Take that total and divide by working days - 260 days, less 20 days holiday and 20 days of not being able to fill work = 220 days.

The final number is the day rate you should be charging. And if you can't charge that number, you either need to find better customers or get a PAYE job!

There is a market for decent tradesman though and you can charge top whack - just turn up when you say you will, look presentable, carry a conversation, price condition the customer during the visit, get the quote out when you say you will, pick up the phone when needed etc, do a good job etc. People will pay a premium for that! biggrin
Let’s break this down.

You want a £60k salary, and then you want £20k “profit”. WTF is “profit” on top of salary? For self employed it’s all take home. It might be treated differently (more favourably) for tax if the “profit” is in a ltd company vs PAYE, buts it’s all income for you.

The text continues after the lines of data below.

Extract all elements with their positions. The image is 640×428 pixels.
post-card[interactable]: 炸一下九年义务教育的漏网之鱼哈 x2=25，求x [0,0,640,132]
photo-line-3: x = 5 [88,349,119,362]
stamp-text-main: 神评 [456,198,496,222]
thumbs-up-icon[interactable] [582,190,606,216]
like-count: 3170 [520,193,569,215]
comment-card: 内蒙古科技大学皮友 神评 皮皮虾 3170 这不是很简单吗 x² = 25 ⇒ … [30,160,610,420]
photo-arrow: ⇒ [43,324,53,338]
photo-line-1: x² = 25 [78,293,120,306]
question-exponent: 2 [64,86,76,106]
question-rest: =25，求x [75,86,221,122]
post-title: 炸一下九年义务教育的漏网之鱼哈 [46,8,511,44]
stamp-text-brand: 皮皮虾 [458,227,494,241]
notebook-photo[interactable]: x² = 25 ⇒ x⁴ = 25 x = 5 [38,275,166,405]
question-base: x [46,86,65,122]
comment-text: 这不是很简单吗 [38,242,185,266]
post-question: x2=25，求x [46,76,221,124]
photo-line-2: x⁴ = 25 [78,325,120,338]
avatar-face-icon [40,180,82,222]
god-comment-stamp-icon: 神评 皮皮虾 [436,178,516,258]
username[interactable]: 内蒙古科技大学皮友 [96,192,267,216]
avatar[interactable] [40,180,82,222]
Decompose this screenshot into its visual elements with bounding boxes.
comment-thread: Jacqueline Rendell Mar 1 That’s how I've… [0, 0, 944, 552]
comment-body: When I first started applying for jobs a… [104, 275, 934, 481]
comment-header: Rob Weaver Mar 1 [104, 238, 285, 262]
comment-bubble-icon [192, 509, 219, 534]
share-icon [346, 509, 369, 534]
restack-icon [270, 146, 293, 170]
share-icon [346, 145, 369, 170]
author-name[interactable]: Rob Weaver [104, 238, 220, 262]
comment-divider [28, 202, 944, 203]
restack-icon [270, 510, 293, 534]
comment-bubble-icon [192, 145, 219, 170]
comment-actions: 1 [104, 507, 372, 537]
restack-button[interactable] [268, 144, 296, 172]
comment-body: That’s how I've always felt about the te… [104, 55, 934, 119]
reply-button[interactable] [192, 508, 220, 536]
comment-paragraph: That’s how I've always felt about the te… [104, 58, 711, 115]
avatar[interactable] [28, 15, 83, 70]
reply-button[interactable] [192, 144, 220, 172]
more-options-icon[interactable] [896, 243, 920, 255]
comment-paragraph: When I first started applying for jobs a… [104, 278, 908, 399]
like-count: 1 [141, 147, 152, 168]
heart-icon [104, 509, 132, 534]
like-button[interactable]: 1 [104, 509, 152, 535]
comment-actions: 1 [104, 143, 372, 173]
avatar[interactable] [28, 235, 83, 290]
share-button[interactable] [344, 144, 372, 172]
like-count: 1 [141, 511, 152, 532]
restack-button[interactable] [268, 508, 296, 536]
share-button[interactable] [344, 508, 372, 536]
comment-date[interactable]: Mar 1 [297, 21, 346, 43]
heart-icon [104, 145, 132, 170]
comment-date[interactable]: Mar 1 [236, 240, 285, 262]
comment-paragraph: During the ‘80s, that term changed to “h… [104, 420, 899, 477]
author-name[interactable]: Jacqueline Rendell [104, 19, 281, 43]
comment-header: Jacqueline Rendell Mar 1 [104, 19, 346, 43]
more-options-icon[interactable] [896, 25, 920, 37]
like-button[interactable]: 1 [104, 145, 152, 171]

Then you want 20 days holiday, and you want to make the numbers above even if you have 20 slack days. So that’s 40 days not actually working for your £80k.

Then you want all the costs of being a trader to be covered so you actually get your £80k in your hand.

Now compare that with the PAYE market of your customers. The market says “the salary for your middle manager job is £50k”.

Out of that comes N.I., the bulk of any pension contributions, the £3000 after tax cost of a season ticket, you get to spend 3 hours a day commuting on a packed train, and you get 20 days holiday. Oh and probably no overtime for any extra hours you may be expected to work.

Sorry but the argument you just made there makes it clear why people might think you’re having a laugh because to get an equivalent PAYE package to your trader numbers above you’d need to be on £120k+ and that’s obviously a tiny fraction of the market.

Even so, all your numbers above are easily covered by the plumber who quoted me he wanted £400 per day and then ended up taking home double that.

I’ve got no objection to decent trades making a decent living but for whatever reason the domestic market is now a very happy hunting ground for trades and all the bleating in the world about slack days and business overheads doesn’t change the fact that your take home income, on your numbers above, puts you at least x4 the national average with twice as many days not working.